Teaming up to devise therapies for neurodegenerative disorders are the RNA interference company Alnylam Pharmaceuticals Inc. and device firm Medtronic Inc., in a pact that begins with a joint technology development program.

Alnylam's stock (NASDAQ:ALNY) closed Wednesday at $8.10, up 36 cents.

That first effort will "outline a specific research and development approach and milestones that need to be hit so that both parties can agree on the opportunities to move forward," said Barry Greene, chief operating officer of Cambridge, Mass.-based Alnylam.

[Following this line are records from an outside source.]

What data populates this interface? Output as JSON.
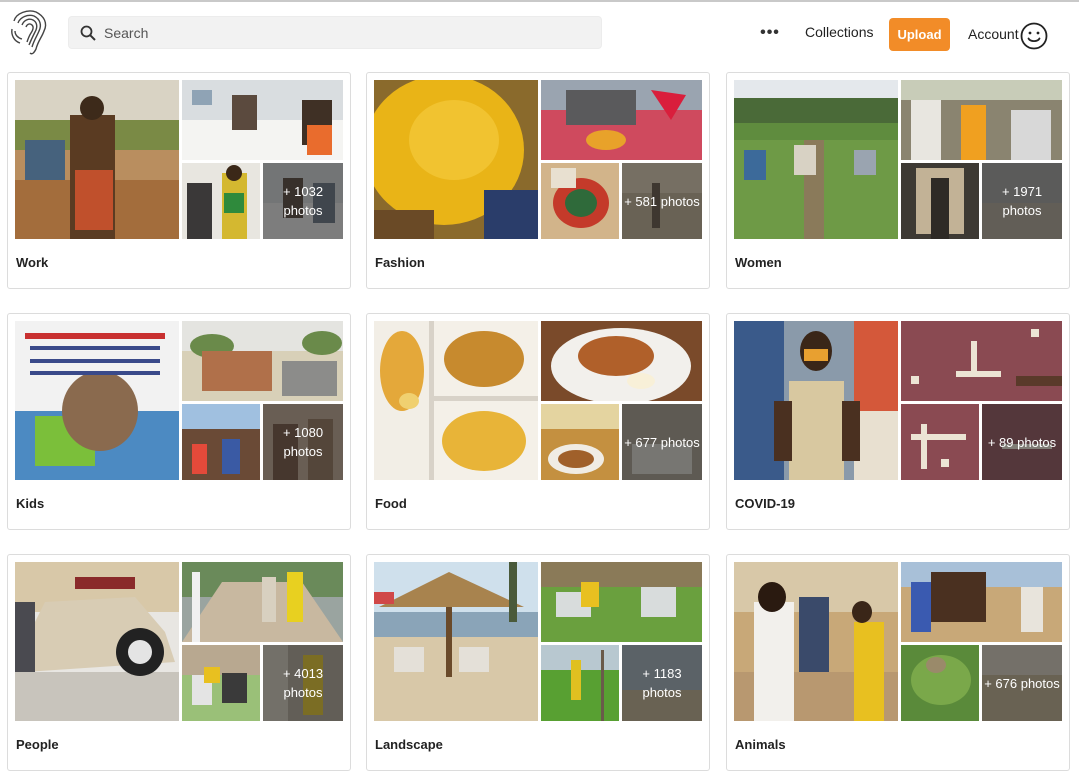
{
  "header": {
    "search_placeholder": "Search",
    "more_label": "•••",
    "collections_label": "Collections",
    "upload_label": "Upload",
    "account_label": "Account",
    "accent_color": "#f28c28"
  },
  "cards": [
    {
      "name": "Work",
      "count_text": "+ 1032 photos"
    },
    {
      "name": "Fashion",
      "count_text": "+ 581 photos"
    },
    {
      "name": "Women",
      "count_text": "+ 1971 photos"
    },
    {
      "name": "Kids",
      "count_text": "+ 1080 photos"
    },
    {
      "name": "Food",
      "count_text": "+ 677 photos"
    },
    {
      "name": "COVID-19",
      "count_text": "+ 89 photos"
    },
    {
      "name": "People",
      "count_text": "+ 4013 photos"
    },
    {
      "name": "Landscape",
      "count_text": "+ 1183 photos"
    },
    {
      "name": "Animals",
      "count_text": "+ 676 photos"
    }
  ]
}
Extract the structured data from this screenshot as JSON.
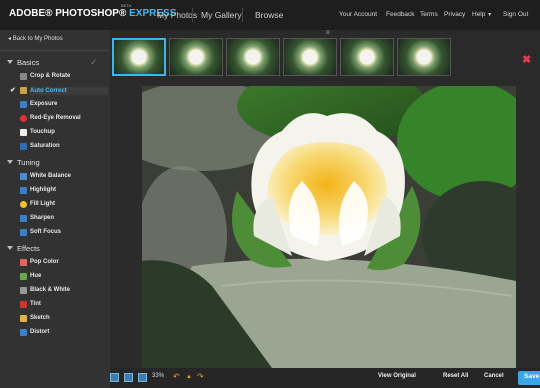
{
  "header": {
    "brand": "ADOBE® PHOTOSHOP®",
    "brand_accent": "EXPRESS",
    "beta": "BETA",
    "nav": [
      "My Photos",
      "My Gallery",
      "Browse"
    ],
    "top_links": [
      "Your Account",
      "Feedback",
      "Terms",
      "Privacy",
      "Help",
      "Sign Out"
    ]
  },
  "sidebar": {
    "back_label": "Back to My Photos",
    "sections": [
      {
        "title": "Basics",
        "items": [
          "Crop & Rotate",
          "Auto Correct",
          "Exposure",
          "Red-Eye Removal",
          "Touchup",
          "Saturation"
        ]
      },
      {
        "title": "Tuning",
        "items": [
          "White Balance",
          "Highlight",
          "Fill Light",
          "Sharpen",
          "Soft Focus"
        ]
      },
      {
        "title": "Effects",
        "items": [
          "Pop Color",
          "Hue",
          "Black & White",
          "Tint",
          "Sketch",
          "Distort"
        ]
      }
    ],
    "active_item": "Auto Correct"
  },
  "toolbar": {
    "zoom": "33%",
    "view_original": "View Original",
    "reset_all": "Reset All",
    "cancel": "Cancel",
    "save": "Save"
  },
  "colors": {
    "accent": "#3bb6f0",
    "close": "#e23b4b"
  }
}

"We haven't disclosed specifics around the technology milestones, but the flavor is not too dissimilar to the milestone we hit with Merck - in vivo efficacy," he added. Alnylam has two deals with Merck & Co. Inc., of Whitehouse Station, N.J. (See BioWorld Today, July 1, 2004.)

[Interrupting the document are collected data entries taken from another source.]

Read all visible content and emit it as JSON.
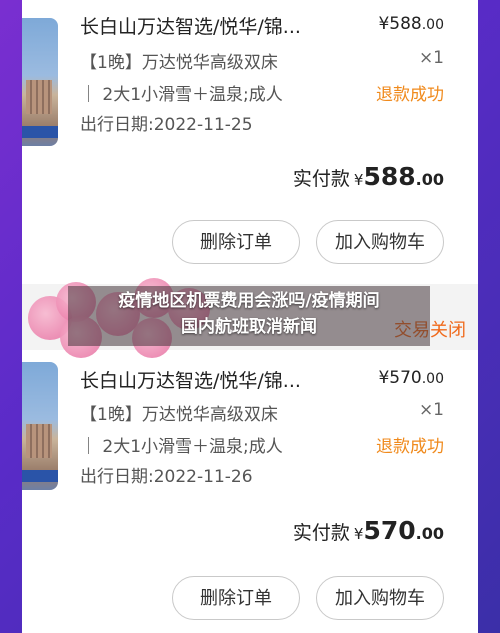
{
  "banner": {
    "line1": "疫情地区机票费用会涨吗/疫情期间",
    "line2": "国内航班取消新闻"
  },
  "orders": [
    {
      "title": "长白山万达智选/悦华/锦...",
      "price": "¥588",
      "price_dec": ".00",
      "spec_line1": "【1晚】万达悦华高级双床",
      "spec_line2": "｜ 2大1小滑雪＋温泉;成人",
      "spec_line3": "出行日期:2022-11-25",
      "qty": "×1",
      "refund_status": "退款成功",
      "paid_label": "实付款",
      "paid_currency": "¥",
      "paid_amount": "588",
      "paid_dec": ".00",
      "btn_delete": "删除订单",
      "btn_cart": "加入购物车"
    },
    {
      "title": "长白山万达智选/悦华/锦...",
      "price": "¥570",
      "price_dec": ".00",
      "spec_line1": "【1晚】万达悦华高级双床",
      "spec_line2": "｜ 2大1小滑雪＋温泉;成人",
      "spec_line3": "出行日期:2022-11-26",
      "qty": "×1",
      "refund_status": "退款成功",
      "paid_label": "实付款",
      "paid_currency": "¥",
      "paid_amount": "570",
      "paid_dec": ".00",
      "btn_delete": "删除订单",
      "btn_cart": "加入购物车"
    }
  ],
  "order2_status": "交易关闭",
  "colors": {
    "accent_orange": "#f08a1c",
    "background_purple": "#5a2bc8"
  }
}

After the companies nail down the R&D specifics, Alnylam will handle discovery and early development of RNAi candidates, with Medtronic doing late-stage work and commercialization of any drug-device products that come out of the effort, adapting medical devices to deliver the RNAi drugs to targeted locations in the central nervous system.

As part of the deal, Medtronic will make an equity investment of an undisclosed amount in Alnylam, with more possibly to follow as milestones are reached. Alnylam also could get cash payments for each product that comes out of the deal, plus royalties for any RNAi component of a drug-device hybrid.

"They're not a company that likes to talk about [terms]," Greene said of Minneapolis-based Medtronic, "and since it's a two-part agreement, it didn't make a whole lot of sense to disclose the terms."

But, he told BioWorld Today, Alnylam's size is such that it can't "get into a situation where we spend a considerable amount of money before we see any back."

Targeted in the Medtronic deal are such illnesses as Huntington's, Alzheimer's and Parkinson's disease. For CNS diseases, Greene noted, "you need a way to get the drug into the brain and the best way to do that is with the kind of medical technology - pumps - that Medtronic has."

For now, Alnylam is using direct RNAi to target the eye, lung and brain. The lung program so far is unpartnered, and involves a program to devise treatments for respiratory syncytial virus. In the eye, part of the Merck effort takes aim at age-related macular degeneration.

"As we further optimize the technology, we'll go after systemic RNAi," which would tackle inflammatory and metabolic disease, as well as cancer, Greene said.